The intensification of the outbreak overseas will affect the UK through a variety of channels: a more pronounced slowdown in export markets; potential shortages of inputs as supply chains are disrupted; disruption of travel plans and international transport; and the general impact of heightened uncertainty on spending by businesses and households. In addition, a widespread outbreak in the UK would directly impact both supply, as businesses have to operate with a substantially reduced workforce as individuals are placed under quarantine, and demand, as consumers stay at home in order to avoid contact with others.c

This is a fast-moving situation and forecasts necessarily become speculative. The OECD’s Interim Economic Outlook – released after we closed our forecast – has a ‘baseline’ scenario that assumes the outbreak is contained and largely centred in China (though much more severe than in our central forecast). In that scenario, world GDP growth slows to 2.4 per cent this year and world trade falls by 0.9 per cent. In its more severe ‘domino’ scenario, with broad contagion around the globe, the corresponding figures are 1.5 per cent and 3.8 per cent.
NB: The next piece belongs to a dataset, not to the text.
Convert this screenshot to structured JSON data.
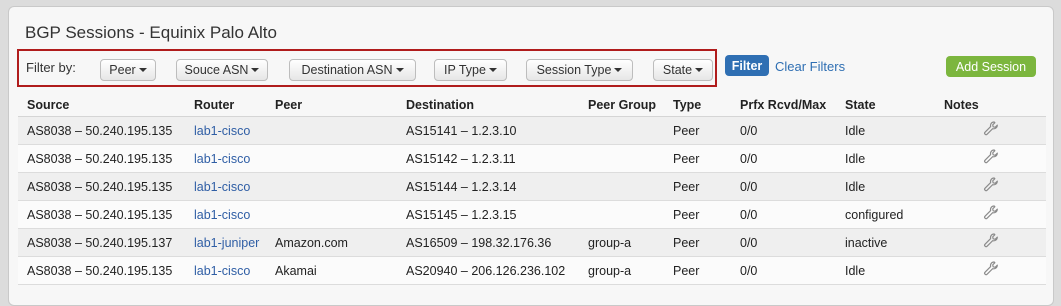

The implications of slower growth for the public finances, abstracting from any discretionary measures, leads the median advanced economy to experience an increase in the budget deficit of 0.1 per cent of GDP in 2020 in the baseline scenario but more than 0.5 per cent in the more severe one.d

At this stage, it is too early to identify any economic impact in ONS data for the UK, but asset prices have moved sharply since we closed the window for financial market data on 11 February These movements alone would change our fiscal forecast. By the time London markets had closed on 6 March, equity prices had fallen 13 per cent; oil prices by about £7 a barrel; and the market implied path for Bank Rate over the coming years by around 25 basis points (Table B). Plugging these determinants into the main fiscal forecast models that use them would lower receipts in 2022-23 by £3.7 billion (dominated by the effect of lower equity prices on capital gains tax), but also lower spending by £1.5 billion (as the debt interest saving associated with the APF would be greater). So, other things being equal, borrowing would be £2.2 billion higher.

Table B: Indicative fiscal effects of changes in market determinants

T2B

In the Budget, the Chancellor announced measures intended to mitigate the effects of the more severe potential scenarios. Unavoidably, these were finalised after we closed our economic and fiscal forecasts. It is impossible at this point to give a reliable estimate of their fiscal consequences, as the take-up and implementation will depend on how the outbreak unfolds.

This box was originally published in Economic and fiscal outlook – March 2020

a This is consistent with Hai, Zhao, Wang and Hou, The Short-Term Impact of SARS on the Chinese Economy, 2004; and Lee and McKibbin, Estimating the global economic costs of SARS, 2004.
b UK Government, Coronavirus action plan, 2020.
c For information on how coronavirus may impact the UK we have drawn on CBO, A potential influenza pandemic: possible macroeconomic effects and policy issues, 2005; Keogh-Brown, Wren-Lewis, Edmunds, Beutels and Smith, The possible macroeconomic impact on the UK of an influenza pandemic, 2009; and McKibbin and Fernando, The global macroeconomic impacts of COVID-19: Seven Scenarios, 2020.
d OECD, Interim economic outlook, March 2020.